6. My plus 2-inch waistline. I stayed to be in the 25th inch when I entered, now that I am coming out, I am depressed in my 27-inch waist. This leads me to a serious call for exercise and proper diet. As I teach eating disorders, I am also starting to be an example. The addition is due to the fact that I can eat voraciously now and that two cups of rice terraces are just casual.
7. My Chaffee, Jeena, Matthew, Baby Bayds, Peter and Bryle, and to Lara, to the BSN3C of 2010, the Back Street Boys- my anaks who each time they see me plants a kiss on my cheeks, thank you for the love and joy you gave me. I am truly proud of you all.
8. To every evaluation my students wrote me, thank you for the honesty and sincerity you tell me because as what I always believed, you are my real boss and I only have to be responsible to your growth and accountable to your parents. No one else.
9. REYNA NG MGA JEANS. I so loved jeans and I still do believe that the jeans does not in any way hinder one's capability of becoming a good teacher. Oh well, perhaps, a good professional but I will only stop wearing jeans when studies will show that denim fibers cause Alzheimers.
10. FORTITUDE. I thought I already posses this virtue before, but I am wrong. It was just actually a make believe. For in my stay I learned and I have to say the bomb words, as a stress release for if not, I will go insane.
I leave this chapter of my life bringing with me the hundreds of days and hours I was paid to be in school and the millions of seconds I was at the reach of my students. I will leave it with a scar in my heart knowing that I am and will be hurt more in the coming days when I get to talk to my students. Nevertheless, this scar will not mean anything bad but it will be a reminder that I have survived it much more than how I expected my self to do so. I am a winner. I am such a winner. I am happy after all I am and I will be their Miss Joya. I just hope that the two years that I have stayed will not be put to waste. Maybe, that's just it... we all have to break the ground to be able to build a new structure.

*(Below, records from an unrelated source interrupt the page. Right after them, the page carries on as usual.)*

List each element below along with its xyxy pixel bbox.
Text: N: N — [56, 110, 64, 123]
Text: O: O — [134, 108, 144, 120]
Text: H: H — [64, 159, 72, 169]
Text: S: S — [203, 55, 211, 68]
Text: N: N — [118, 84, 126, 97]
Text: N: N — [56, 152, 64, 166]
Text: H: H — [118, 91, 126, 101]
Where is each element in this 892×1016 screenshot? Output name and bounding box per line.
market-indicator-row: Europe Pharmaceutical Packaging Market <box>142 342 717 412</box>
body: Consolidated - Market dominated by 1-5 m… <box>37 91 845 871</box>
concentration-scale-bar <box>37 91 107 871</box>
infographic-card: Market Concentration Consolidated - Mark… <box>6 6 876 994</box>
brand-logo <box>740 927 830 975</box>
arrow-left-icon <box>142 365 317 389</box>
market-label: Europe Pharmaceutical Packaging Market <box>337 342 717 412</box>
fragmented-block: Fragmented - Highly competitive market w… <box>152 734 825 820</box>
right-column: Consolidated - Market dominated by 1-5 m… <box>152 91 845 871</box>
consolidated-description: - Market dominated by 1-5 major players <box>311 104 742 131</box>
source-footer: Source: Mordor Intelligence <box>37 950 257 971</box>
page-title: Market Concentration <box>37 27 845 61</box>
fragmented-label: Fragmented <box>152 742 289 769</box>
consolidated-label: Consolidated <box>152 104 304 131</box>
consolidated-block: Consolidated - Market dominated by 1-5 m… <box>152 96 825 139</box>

As I pass this path, I am saying THANK YOU to all who helped me make it through. To my STUDENTS- have no fear and I loved you all. And as you always say, lapawan niyo ko.
This is Miss Ma. Joya Jimenea Genzola, your teacher - SIGNING OFF.
Post Script
I know there is one more question lingering in your minds right now after reading.
"What happened to Sir Daniel?"
He just don't belong here and so I am not writing anything about him. One thing is for sure, as I exit, bitbit ko siya.